Gram Negative Bacilli
A urinary tract infection as a result of Proteus mirabilis facilitates the formation of kidney stones because the organism:
|A||Destroys blood vessels in the kidney|
|B||Exhibits "swarming" motility|
|C||Ferments many sugars|
|D||Produces a potent urease|
a. Most Proteus infections arise from the urinary tract. P. mirabilis causes only 1–2% of cases of UTI in healthy women, and Proteus species collectively cause only 5% of cases of hospital-acquired UTI.
b. However, Proteus is responsible for 10–15% of cases of complicated UTI, primarily those associated with catheterization; in the setting of long-term catheterization, the prevalence of Proteus UTI is 20–45%.
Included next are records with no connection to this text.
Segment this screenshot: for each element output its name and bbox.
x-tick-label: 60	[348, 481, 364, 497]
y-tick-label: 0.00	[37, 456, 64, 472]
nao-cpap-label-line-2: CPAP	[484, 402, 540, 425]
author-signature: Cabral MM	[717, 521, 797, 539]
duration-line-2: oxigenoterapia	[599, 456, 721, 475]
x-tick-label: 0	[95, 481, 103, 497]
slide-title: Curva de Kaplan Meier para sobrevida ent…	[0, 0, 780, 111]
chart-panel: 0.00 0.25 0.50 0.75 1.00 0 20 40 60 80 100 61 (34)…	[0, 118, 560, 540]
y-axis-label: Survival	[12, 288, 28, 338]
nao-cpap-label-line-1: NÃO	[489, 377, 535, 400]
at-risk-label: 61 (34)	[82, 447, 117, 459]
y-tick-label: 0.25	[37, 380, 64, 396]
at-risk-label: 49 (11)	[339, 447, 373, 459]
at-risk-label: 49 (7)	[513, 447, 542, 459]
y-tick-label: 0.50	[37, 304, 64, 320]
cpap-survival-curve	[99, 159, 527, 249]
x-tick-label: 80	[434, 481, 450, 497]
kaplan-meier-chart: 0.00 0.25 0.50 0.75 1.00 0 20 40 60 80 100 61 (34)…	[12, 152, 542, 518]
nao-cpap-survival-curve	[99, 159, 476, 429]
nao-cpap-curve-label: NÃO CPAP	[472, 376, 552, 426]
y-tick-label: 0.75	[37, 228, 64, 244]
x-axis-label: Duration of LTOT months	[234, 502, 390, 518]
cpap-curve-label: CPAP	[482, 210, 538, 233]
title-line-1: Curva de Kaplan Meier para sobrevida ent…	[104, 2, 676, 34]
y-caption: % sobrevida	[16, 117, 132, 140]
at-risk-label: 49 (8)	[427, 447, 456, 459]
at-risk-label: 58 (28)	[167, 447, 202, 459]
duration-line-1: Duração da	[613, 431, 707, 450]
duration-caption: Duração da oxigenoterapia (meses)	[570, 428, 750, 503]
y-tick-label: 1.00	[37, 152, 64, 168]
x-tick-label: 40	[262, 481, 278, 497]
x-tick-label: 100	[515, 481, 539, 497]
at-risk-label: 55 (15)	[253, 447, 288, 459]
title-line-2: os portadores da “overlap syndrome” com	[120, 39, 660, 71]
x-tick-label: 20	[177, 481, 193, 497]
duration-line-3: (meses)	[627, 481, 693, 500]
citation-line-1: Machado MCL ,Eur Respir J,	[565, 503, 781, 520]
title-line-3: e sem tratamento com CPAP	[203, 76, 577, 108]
c. This high prevalence is due in part to bacterial production of urease, which hydrolyzes urea to ammonia and results in alkalization of the urine.
d. Alkalization of urine, in turn, leads to precipitation of organic and inorganic compounds, with the formation of struvite and carbonate-apatite crystals, the formation of biofilms on catheters, and/or the development of calculi.
i. Proteus becomes associated with the stones and biofilms; thereafter, it usually can be eradicated only by the removal of the stones or the catheter. Over time, staghorn calculi may form and lead to obstruction and renal failure.
ii. Thus, urine samples with unexplained alkalinity should be cultured for Proteus, and identification of a Proteus species should prompt an evaluation for urolithiasis.